Oooooohhhh! I see! Here’s the main problem:

> On Oct 14, 2016, at 23:08 , Gerriet M. Denkmann <g...@mdenkmann.de> wrote:
> 
> My app (macOS 12) observes a value in NSUserDefaults.

Well, no, it doesn’t. It observes a value in a NSUserDefaultsController.values. 
That’s a different kettle of wax.

First of all, any NSController subclass defines a mediating controller, aka a 
glue object, aka a piece of junk black box. NSUserDefaultsController exists in 
particular to provide a way of binding UI elements directly to NSUserDefaults 
*without programmatic involvement*. As far as I’m concerned, any programmatic 
use of a NSController class is a code smell (although there are certainly a few 
things where the programmatic need is greater than the smell).

However, NSController subclasses do what they do, however they want to do it. 
The “new” 10.12 behavior you’re seeing may be a bug, or it may be a change to 
the implementation that doesn’t care about poorer performance, or … . See above 
under “piece of junk” and “black box”.

NSUserDefaultsController.values *is* documented to be KVO compliant, and you 
*can* observe its values, but there’s no API contract that says you’re going to 
be happy about what exactly happens.

Some comments about particular issues:

> Bug1: no NSKeyValueObservingOptionOld. Should have old value, but just has 
> NSNull

I think all NSController subclasses have this flaw.
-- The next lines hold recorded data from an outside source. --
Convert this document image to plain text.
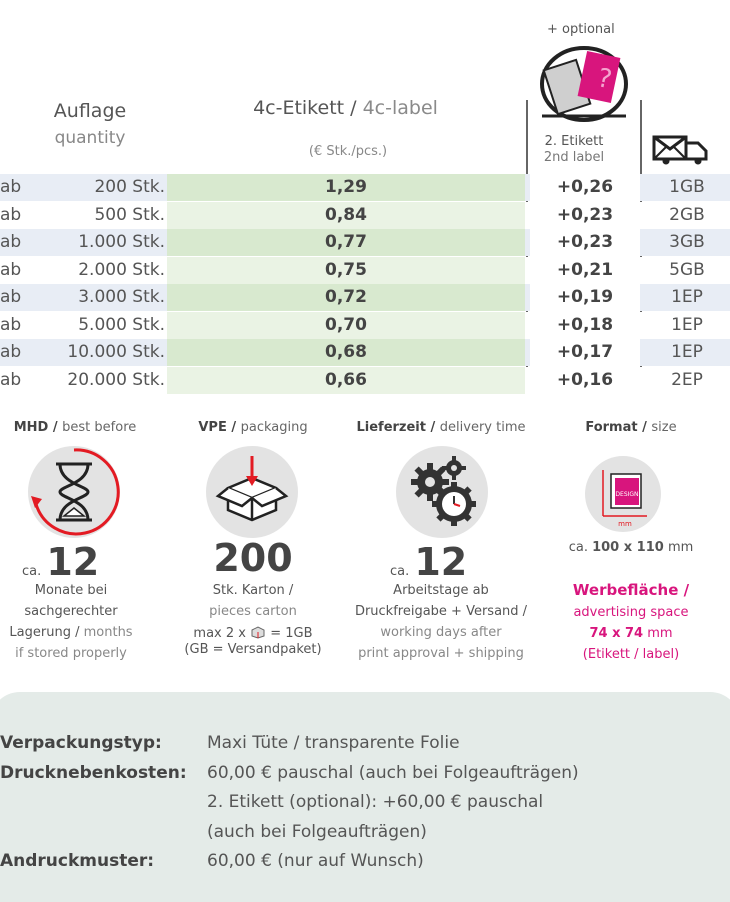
+ optional
?
Auflage
quantity
4c-Etikett / 4c-label
(€ Stk./pcs.)
2. Etikett
2nd label
ab	200 Stk.	1,29	+0,26	1GB
ab	500 Stk.	0,84	+0,23	2GB
ab	1.000 Stk.	0,77	+0,23	3GB
ab	2.000 Stk.	0,75	+0,21	5GB
ab	3.000 Stk.	0,72	+0,19	1EP
ab	5.000 Stk.	0,70	+0,18	1EP
ab	10.000 Stk.	0,68	+0,17	1EP
ab	20.000 Stk.	0,66	+0,16	2EP
MHD / best before
ca. 12
Monate bei
sachgerechter
Lagerung / months
if stored properly
VPE / packaging
200
Stk. Karton /
pieces carton
max 2 x = 1GB
(GB = Versandpaket)
Lieferzeit / delivery time
ca. 12
Arbeitstage ab
Druckfreigabe + Versand /
working days after
print approval + shipping
Format / size
DESIGN
mm
ca. 100 x 110 mm
Werbefläche /
advertising space
74 x 74 mm
(Etikett / label)
Verpackungstyp:	Maxi Tüte / transparente Folie
Drucknebenkosten: 60,00 € pauschal (auch bei Folgeaufträgen)
2. Etikett (optional): +60,00 € pauschal
(auch bei Folgeaufträgen)
Andruckmuster:	60,00 € (nur auf Wunsch)
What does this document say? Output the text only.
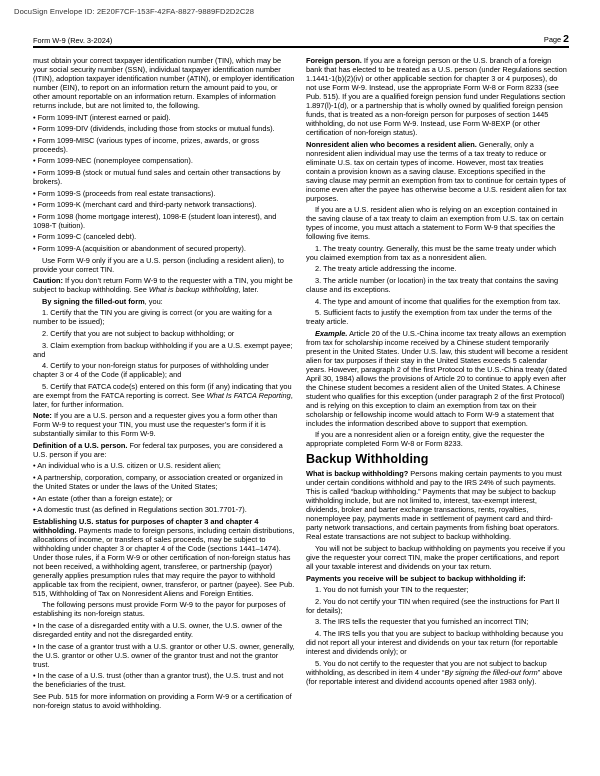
DocuSign Envelope ID: 2E20F7CF-153F-42FA-8827-9889FD2D2C28
Form W-9 (Rev. 3-2024)	Page 2

must obtain your correct taxpayer identification number (TIN), which may be your social security number (SSN), individual taxpayer identification number (ITIN), adoption taxpayer identification number (ATIN), or employer identification number (EIN), to report on an information return the amount paid to you, or other amount reportable on an information return. Examples of information returns include, but are not limited to, the following.

• Form 1099-INT (interest earned or paid).

• Form 1099-DIV (dividends, including those from stocks or mutual funds).

• Form 1099-MISC (various types of income, prizes, awards, or gross proceeds).

• Form 1099-NEC (nonemployee compensation).

• Form 1099-B (stock or mutual fund sales and certain other transactions by brokers).

• Form 1099-S (proceeds from real estate transactions).

• Form 1099-K (merchant card and third-party network transactions).

• Form 1098 (home mortgage interest), 1098-E (student loan interest), and 1098-T (tuition).

• Form 1099-C (canceled debt).

• Form 1099-A (acquisition or abandonment of secured property).

Use Form W-9 only if you are a U.S. person (including a resident alien), to provide your correct TIN.

Caution: If you don’t return Form W-9 to the requester with a TIN, you might be subject to backup withholding. See What is backup withholding, later.

By signing the filled-out form, you:

1. Certify that the TIN you are giving is correct (or you are waiting for a number to be issued);

2. Certify that you are not subject to backup withholding; or

3. Claim exemption from backup withholding if you are a U.S. exempt payee; and

4. Certify to your non-foreign status for purposes of withholding under chapter 3 or 4 of the Code (if applicable); and

5. Certify that FATCA code(s) entered on this form (if any) indicating that you are exempt from the FATCA reporting is correct. See What Is FATCA Reporting, later, for further information.

Note: If you are a U.S. person and a requester gives you a form other than Form W-9 to request your TIN, you must use the requester’s form if it is substantially similar to this Form W-9.

Definition of a U.S. person. For federal tax purposes, you are considered a U.S. person if you are:

• An individual who is a U.S. citizen or U.S. resident alien;

• A partnership, corporation, company, or association created or organized in the United States or under the laws of the United States;

• An estate (other than a foreign estate); or

• A domestic trust (as defined in Regulations section 301.7701-7).

Establishing U.S. status for purposes of chapter 3 and chapter 4 withholding. Payments made to foreign persons, including certain distributions, allocations of income, or transfers of sales proceeds, may be subject to withholding under chapter 3 or chapter 4 of the Code (sections 1441–1474). Under those rules, if a Form W-9 or other certification of non-foreign status has not been received, a withholding agent, transferee, or partnership (payor) generally applies presumption rules that may require the payor to withhold applicable tax from the recipient, owner, transferor, or partner (payee). See Pub. 515, Withholding of Tax on Nonresident Aliens and Foreign Entities.

The following persons must provide Form W-9 to the payor for purposes of establishing its non-foreign status.

• In the case of a disregarded entity with a U.S. owner, the U.S. owner of the disregarded entity and not the disregarded entity.

• In the case of a grantor trust with a U.S. grantor or other U.S. owner, generally, the U.S. grantor or other U.S. owner of the grantor trust and not the grantor trust.

• In the case of a U.S. trust (other than a grantor trust), the U.S. trust and not the beneficiaries of the trust.

See Pub. 515 for more information on providing a Form W-9 or a certification of non-foreign status to avoid withholding.

Foreign person. If you are a foreign person or the U.S. branch of a foreign bank that has elected to be treated as a U.S. person (under Regulations section 1.1441-1(b)(2)(iv) or other applicable section for chapter 3 or 4 purposes), do not use Form W-9. Instead, use the appropriate Form W-8 or Form 8233 (see Pub. 515). If you are a qualified foreign pension fund under Regulations section 1.897(l)-1(d), or a partnership that is wholly owned by qualified foreign pension funds, that is treated as a non-foreign person for purposes of section 1445 withholding, do not use Form W-9. Instead, use Form W-8EXP (or other certification of non-foreign status).

Nonresident alien who becomes a resident alien. Generally, only a nonresident alien individual may use the terms of a tax treaty to reduce or eliminate U.S. tax on certain types of income. However, most tax treaties contain a provision known as a saving clause. Exceptions specified in the saving clause may permit an exemption from tax to continue for certain types of income even after the payee has otherwise become a U.S. resident alien for tax purposes.

If you are a U.S. resident alien who is relying on an exception contained in the saving clause of a tax treaty to claim an exemption from U.S. tax on certain types of income, you must attach a statement to Form W-9 that specifies the following five items.

1. The treaty country. Generally, this must be the same treaty under which you claimed exemption from tax as a nonresident alien.

2. The treaty article addressing the income.

3. The article number (or location) in the tax treaty that contains the saving clause and its exceptions.

4. The type and amount of income that qualifies for the exemption from tax.

5. Sufficient facts to justify the exemption from tax under the terms of the treaty article.

Example. Article 20 of the U.S.-China income tax treaty allows an exemption from tax for scholarship income received by a Chinese student temporarily present in the United States. Under U.S. law, this student will become a resident alien for tax purposes if their stay in the United States exceeds 5 calendar years. However, paragraph 2 of the first Protocol to the U.S.-China treaty (dated April 30, 1984) allows the provisions of Article 20 to continue to apply even after the Chinese student becomes a resident alien of the United States. A Chinese student who qualifies for this exception (under paragraph 2 of the first Protocol) and is relying on this exception to claim an exemption from tax on their scholarship or fellowship income would attach to Form W-9 a statement that includes the information described above to support that exemption.

If you are a nonresident alien or a foreign entity, give the requester the appropriate completed Form W-8 or Form 8233.

Backup Withholding

What is backup withholding? Persons making certain payments to you must under certain conditions withhold and pay to the IRS 24% of such payments. This is called “backup withholding.” Payments that may be subject to backup withholding include, but are not limited to, interest, tax-exempt interest, dividends, broker and barter exchange transactions, rents, royalties, nonemployee pay, payments made in settlement of payment card and third-party network transactions, and certain payments from fishing boat operators. Real estate transactions are not subject to backup withholding.

You will not be subject to backup withholding on payments you receive if you give the requester your correct TIN, make the proper certifications, and report all your taxable interest and dividends on your tax return.

Payments you receive will be subject to backup withholding if:

1. You do not furnish your TIN to the requester;

2. You do not certify your TIN when required (see the instructions for Part II for details);

3. The IRS tells the requester that you furnished an incorrect TIN;

4. The IRS tells you that you are subject to backup withholding because you did not report all your interest and dividends on your tax return (for reportable interest and dividends only); or

5. You do not certify to the requester that you are not subject to backup withholding, as described in item 4 under “By signing the filled-out form” above (for reportable interest and dividend accounts opened after 1983 only).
> Bug2: called at start (after applicationDidFinishLaunching) - although 
> nothing has changed yet

The user defaults haven’t changed, but the internal binding[-equivalent] 
between NSUserDefaultsController and NSUserDefaults has to be set up, and that 
*is* a change to the values as held by the NSUserDefaultsController. If this is 
different from 10.11, it may actually be a bug fix.

> Bug3: any change is observed twice

Looking at the stack trace, the first notification occurs when the text field 
reports its new value across its binding to the NSUserDefaultsController. The 
second occurs sometime later. I suspect that’s because the change to the 
NSUserDefaults value flows back across the NSUserDefaultsController binding. 
This may be a bug, or it may be a result of some part of the NSUserDefaults 
happening asynchronous now. AFAIK, there’s no clear contract about values going 
around in circles across bindings. See above under “piece of junk” and “black 
box”.

> Bug4: changes not keep on quit        
> Check:        change a TextField; do not use CR or leave the TextField; quit 
> the app. Start it again.
>               Maybe this is the way it should be. But in the age of autoSave 
> it feels a bit strange though.

We’re treating this as not a bug in observations.

> Bug5: changing a TextField to empty string reverts to registrationDefaults 
> for this TextField.
> Check:        start app; set both TextFields to other than 
> registrationDefaults; quit.
>               start app again; select any TextField; hit "delete", then CR or 
> tab to other TextField →
>               empty string will be replaced by the registrationDefault.
>               
>               This happens only once per TextField. Replacing the 
> registrationDefault again with an empty
>               string just keeps this empty string.
>               At the next start of the app, the empty string will again be 
> replaced by the registrationDefault.
>               
>               Maybe this is the way it should be: empty string → nil and nil 
> → registrationDefault.
>               Feels a bit strange though.

I think this is a consequence of using a binding or of using a NSController 
subclass. One of those mechanisms, I guess, changes the empty string to nil, 
being unaware that that’s going to trigger the reversion to registration 
defaults. It’s probably doing the right thing according to some set of rules, 
just not the rules you want.

> Bug6: sometimes the first change in any TextField reverts to 
> registrationDefaults for both TextFields
> Check:        not reproducible. Just happens when it feels like it: sometimes 
> bug a few times in a row,
>               sometimes no bug half a dozen times.

I dunno, I didn’t get as far as looking into this.

My advice is: don’t use NSUserDefaultsController for this. (Don’t use 
NSUserDefaultsController except for binding UI elements directly without the 
involvement of code.) Unfortunately NSUserDefaults isn’t documented as KVO 
compliant for user-defined keys, although it may actually be.

The way I handle this is that I create a custom class for preferences, which is 
fully KVO compliant for its custom properties, and I bind to or observe this 
object. Internally, the preferences object updates and/or reads the 
NSUserDefaults values. This is actually a useful level of abstraction, because 
often what you would like to store is not quite in the same form as what you 
would like to display. At the same time, it tends to be a lot of glue code.

There’s probably more to discuss, but this post already got long.